Publié le 5 Jan 2014 - 17:23
CRISE CENTRAFRIQUE

Le camp de l’aéroport de Bangui livré à lui-même

 

Nouveau signe de la détérioration de la situation à Bangui, Médecins sans frontières (MSF), la principale ONG médicale dans la ville, a décidé jeudi de «considérablement réduire ses activités» dans l’aéroport de la capitale centrafricaine.

Sécurisée par les soldats français et ceux de la force africaine Misca, la zone aéroportuaire est devenue avec la montée des violences le point de ralliement des habitants en quête de refuge. Les abords se sont transformés en un vaste camp de réfugiés à ciel ouvert, où s’entassent dans une totale désorganisation près d’une centaine de milliers de personnes, en majorité chrétiennes.

Les conditions sanitaires sont désastreuses et la tension s’est accrue ces derniers jours avec des rumeurs d’infiltrations d’ex-rebelles de la Séléka. L’équipe de MSF, seule sur place, y dispensait depuis un mois en moyenne 500 consultations par jour (pédiatrie, petite chirurgie, accouchements, etc.).

L’ONG alerte depuis des semaines sur la situation du camp : pas d’abri contre la pluie ni de moustiquaire contre les insectes porteurs de paludisme, points d’eau et latrines en nombre très insuffisant…

«Dépassés».«En début de semaine, la situation est devenue extrêmement tendue, explique Lindis Hurum, coordinatrice de MSF sur place. Des tirs ont éclaté à l’intérieur même du camp. On a été dépassés par l’afflux de blessés, et trois enfants ont été tués par balle. Dans ces conditions, on ne pouvait plus travailler.

Les membres de l’équipe risquaient de se prendre une balle perdue.» D’où la décision de se rapatrier vers d’autres dispensaires. «Nous n’avons aucune envie de laisser cette population seule et nous leur avons longuement expliqué notre décision», souligne-t-elle. L’équipe espère pouvoir réintégrer le camp dès que les choses se seront un peu calmées.

Seuls cinq membres sont restés pour traiter les urgences et assurer les accouchements. Sans aucune protection militaire, la Misca étant présente dans l’aéroport mais pas dans le camp lui-même.
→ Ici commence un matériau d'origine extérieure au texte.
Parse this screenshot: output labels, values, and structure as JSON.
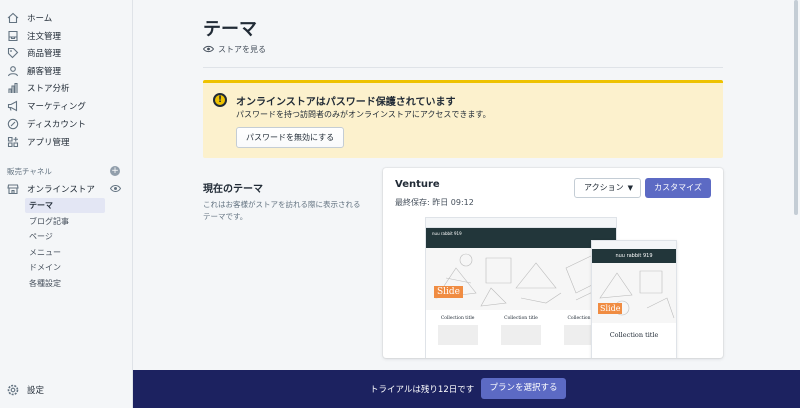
{
  "sidebar": {
    "items": [
      {
        "label": "ホーム",
        "icon": "home-icon"
      },
      {
        "label": "注文管理",
        "icon": "orders-icon"
      },
      {
        "label": "商品管理",
        "icon": "tag-icon"
      },
      {
        "label": "顧客管理",
        "icon": "person-icon"
      },
      {
        "label": "ストア分析",
        "icon": "bar-chart-icon"
      },
      {
        "label": "マーケティング",
        "icon": "megaphone-icon"
      },
      {
        "label": "ディスカウント",
        "icon": "discount-icon"
      },
      {
        "label": "アプリ管理",
        "icon": "apps-icon"
      }
    ],
    "sales_channels_label": "販売チャネル",
    "online_store_label": "オンラインストア",
    "sub_items": [
      "テーマ",
      "ブログ記事",
      "ページ",
      "メニュー",
      "ドメイン",
      "各種設定"
    ],
    "settings_label": "設定"
  },
  "main": {
    "title": "テーマ",
    "view_store": "ストアを見る",
    "banner": {
      "title": "オンラインストアはパスワード保護されています",
      "body": "パスワードを持つ訪問者のみがオンラインストアにアクセスできます。",
      "button": "パスワードを無効にする",
      "icon_symbol": "!"
    },
    "current_theme": {
      "title": "現在のテーマ",
      "description": "これはお客様がストアを訪れる際に表示されるテーマです。"
    },
    "theme_card": {
      "name": "Venture",
      "last_saved": "最終保存: 昨日 09:12",
      "action_button": "アクション",
      "customize_button": "カスタマイズ",
      "preview": {
        "store_name": "nuu rabbit 919",
        "slide_label": "Slide",
        "collection_title": "Collection title"
      }
    }
  },
  "trial": {
    "text": "トライアルは残り12日です",
    "button": "プランを選択する"
  },
  "colors": {
    "accent": "#5c6ac4",
    "banner_bg": "#fcf1cd",
    "banner_border": "#eec200",
    "trial_bar": "#1c2260",
    "preview_nav": "#22363a",
    "slide_orange": "#f08c42"
  }
}
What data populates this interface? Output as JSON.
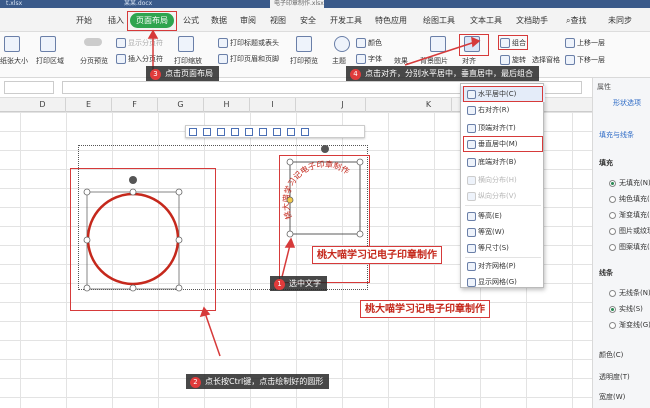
{
  "file_tabs": [
    "t.xlsx",
    "某某.docx",
    "电子印章制作.xlsx"
  ],
  "menu": {
    "tabs": [
      "开始",
      "插入",
      "页面布局",
      "公式",
      "数据",
      "审阅",
      "视图",
      "安全",
      "开发工具",
      "特色应用",
      "绘图工具",
      "文本工具",
      "文档助手"
    ],
    "search": "查找",
    "sync": "未同步"
  },
  "ribbon": {
    "paper_size": "纸张大小",
    "print_area": "打印区域",
    "page_preview": "分页预览",
    "show_breaks": "显示分页符",
    "insert_break": "插入分页符",
    "print_scale": "打印缩放",
    "print_titles": "打印标题或表头",
    "print_header_footer": "打印页眉和页脚",
    "print_preview": "打印预览",
    "theme": "主题",
    "colors": "颜色",
    "fonts": "字体",
    "effects": "效果",
    "background": "背景图片",
    "align": "对齐",
    "group": "组合",
    "rotate": "旋转",
    "selection_pane": "选择窗格",
    "bring_forward": "上移一层",
    "send_backward": "下移一层"
  },
  "columns": [
    "D",
    "E",
    "F",
    "G",
    "H",
    "I",
    "J",
    "K"
  ],
  "dropdown": {
    "items": [
      "水平居中(C)",
      "右对齐(R)",
      "顶端对齐(T)",
      "垂直居中(M)",
      "底端对齐(B)",
      "横向分布(H)",
      "纵向分布(V)",
      "等高(E)",
      "等宽(W)",
      "等尺寸(S)",
      "对齐网格(P)",
      "显示网格(G)"
    ]
  },
  "panel": {
    "title": "属性",
    "tab_shape": "形状选项",
    "fill_line": "填充与线条",
    "fill_label": "填充",
    "fill_options": [
      "无填充(N)",
      "纯色填充(S)",
      "渐变填充(G)",
      "图片或纹理填充",
      "图案填充(A)"
    ],
    "line_label": "线条",
    "line_options": [
      "无线条(N)",
      "实线(S)",
      "渐变线(G)"
    ],
    "color": "颜色(C)",
    "transparency": "透明度(T)",
    "width": "宽度(W)"
  },
  "callouts": {
    "c1": {
      "num": "1",
      "text": "选中文字"
    },
    "c2": {
      "num": "2",
      "text": "点长按Ctrl键，点击绘制好的圆形"
    },
    "c3": {
      "num": "3",
      "text": "点击页面布局"
    },
    "c4": {
      "num": "4",
      "text": "点击对齐，分别水平居中，垂直居中，最后组合"
    }
  },
  "stamp_text": "桃大喵学习记电子印章制作",
  "arc_text": "桃大喵学习记电子印章制作",
  "colors": {
    "accent": "#2ea44f",
    "red": "#d63a3a",
    "stamp": "#c5281c"
  }
}
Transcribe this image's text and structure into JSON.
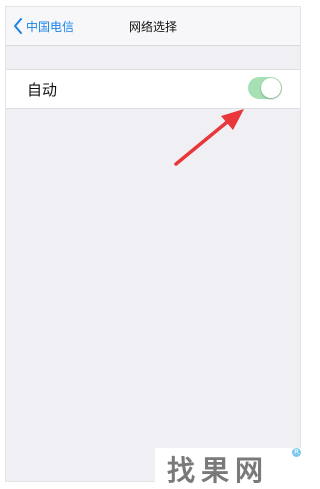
{
  "navbar": {
    "back_label": "中国电信",
    "title": "网络选择"
  },
  "settings": {
    "auto_label": "自动",
    "auto_enabled": true
  },
  "colors": {
    "accent": "#1a84e8",
    "toggle_on": "#a6e0b3",
    "background": "#efeff4",
    "arrow": "#e8363a"
  },
  "watermark": {
    "text": "找果网",
    "reg_mark": "R"
  }
}
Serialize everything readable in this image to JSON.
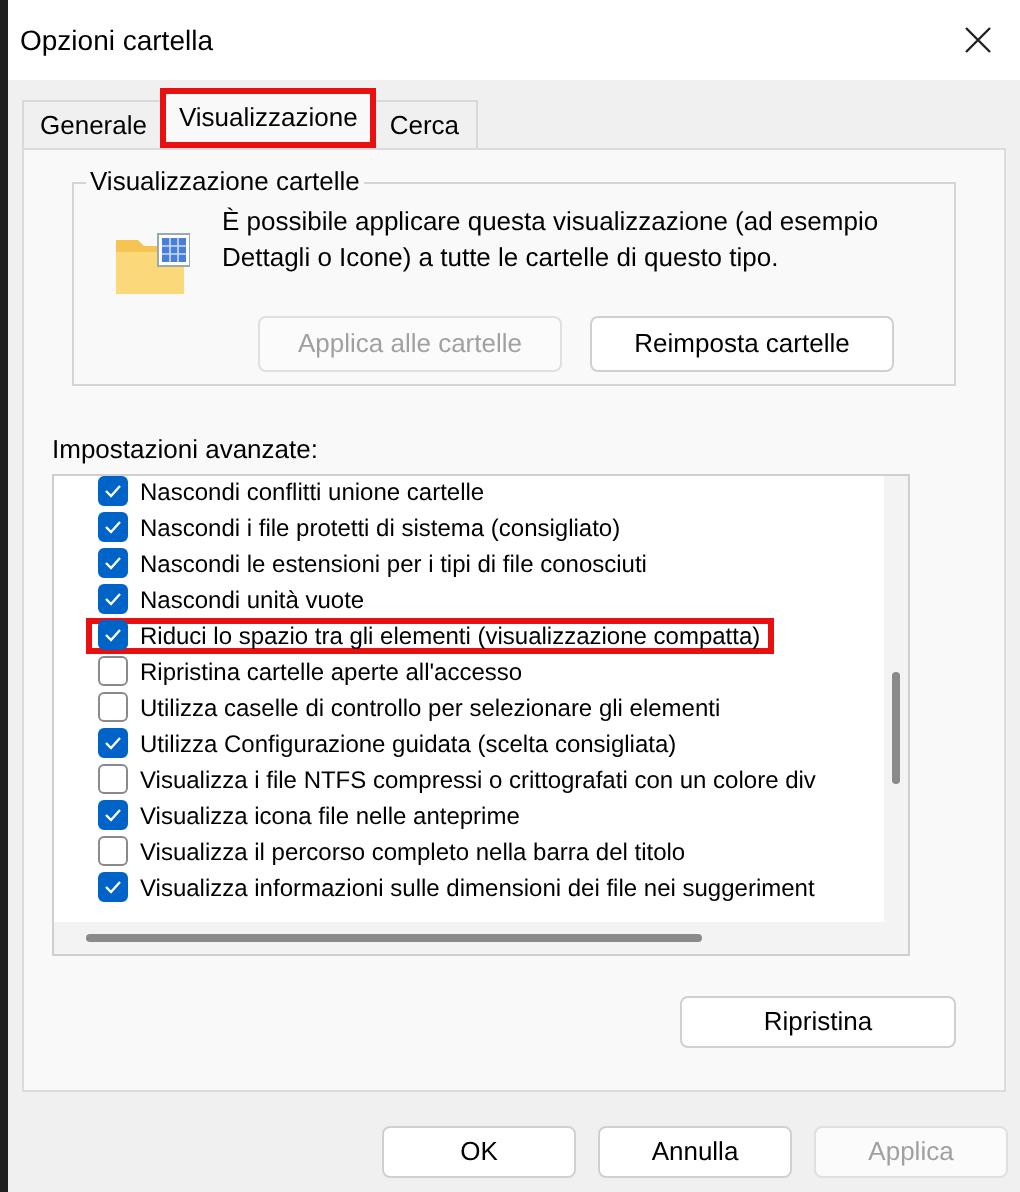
{
  "window": {
    "title": "Opzioni cartella"
  },
  "tabs": [
    {
      "label": "Generale",
      "selected": false,
      "highlighted": false
    },
    {
      "label": "Visualizzazione",
      "selected": true,
      "highlighted": true
    },
    {
      "label": "Cerca",
      "selected": false,
      "highlighted": false
    }
  ],
  "folder_views": {
    "title": "Visualizzazione cartelle",
    "description": "È possibile applicare questa visualizzazione (ad esempio Dettagli o Icone) a tutte le cartelle di questo tipo.",
    "buttons": [
      {
        "label": "Applica alle cartelle",
        "disabled": true
      },
      {
        "label": "Reimposta cartelle",
        "disabled": false
      }
    ]
  },
  "advanced": {
    "label": "Impostazioni avanzate:",
    "items": [
      {
        "label": "Nascondi conflitti unione cartelle",
        "checked": true,
        "highlighted": false
      },
      {
        "label": "Nascondi i file protetti di sistema (consigliato)",
        "checked": true,
        "highlighted": false
      },
      {
        "label": "Nascondi le estensioni per i tipi di file conosciuti",
        "checked": true,
        "highlighted": false
      },
      {
        "label": "Nascondi unità vuote",
        "checked": true,
        "highlighted": false
      },
      {
        "label": "Riduci lo spazio tra gli elementi (visualizzazione compatta)",
        "checked": true,
        "highlighted": true
      },
      {
        "label": "Ripristina cartelle aperte all'accesso",
        "checked": false,
        "highlighted": false
      },
      {
        "label": "Utilizza caselle di controllo per selezionare gli elementi",
        "checked": false,
        "highlighted": false
      },
      {
        "label": "Utilizza Configurazione guidata (scelta consigliata)",
        "checked": true,
        "highlighted": false
      },
      {
        "label": "Visualizza i file NTFS compressi o crittografati con un colore div",
        "checked": false,
        "highlighted": false
      },
      {
        "label": "Visualizza icona file nelle anteprime",
        "checked": true,
        "highlighted": false
      },
      {
        "label": "Visualizza il percorso completo nella barra del titolo",
        "checked": false,
        "highlighted": false
      },
      {
        "label": "Visualizza informazioni sulle dimensioni dei file nei suggeriment",
        "checked": true,
        "highlighted": false
      }
    ],
    "restore_button": {
      "label": "Ripristina",
      "disabled": false
    }
  },
  "footer_buttons": [
    {
      "label": "OK",
      "disabled": false
    },
    {
      "label": "Annulla",
      "disabled": false
    },
    {
      "label": "Applica",
      "disabled": true
    }
  ]
}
«La sécurité à Bangui et la protection des structures médicales n’est pas assurée», constate Marie-Noëlle Rodrigue, directrice des opérations chez MSF qui, sans lancer d’appel formel, juge qu’il «faut des décisions politiques autour de ces questions».

Dans la confusion ambiante, le signal qu’envoie Médecins sans frontières n’a rien pour rassurer. «Ce n’est pas à nous d’interpréterl’impact de ce retrait. Notre priorité est de soigner mais à un moment donné, on ne peut pas risquer la vie du personnel. Il ne s’agit pas de jouer les héros mais de pouvoir faire notre travail», défend la coordinatrice.

Barricades. La situation reste très volatile à Bangui malgré l’arrivée, jeudi, de renforts de l’armée tchadienne. Les civils continuent à fuir la ville. Jeudi, dans un quartier musulman du nord de la capitale, les habitants ont dressé des barricades et brûlé des pneus pour protester contre la présence des blindés français.

Malgré les difficultés qui s’accumulent pour les 1 600 soldats de l’opération Sangaris, le ministre de la Défense, Jean-Yves Le Drian, en tournée dans la région après une halte à Bangui pour chercher une issue à la crise, a réfuté hier tout enlisement.

«La situation sécuritaire est en amélioration par rapport à la situation de massacres qu’on a pu connaître, a-t-il assuré. En février, des experts disaient "au Mali, la France commence son enlisement". Heureusement que nous n’avons pas écouté les experts. Je le dis pour le Mali, et je le dis aussi pour la Centrafrique.»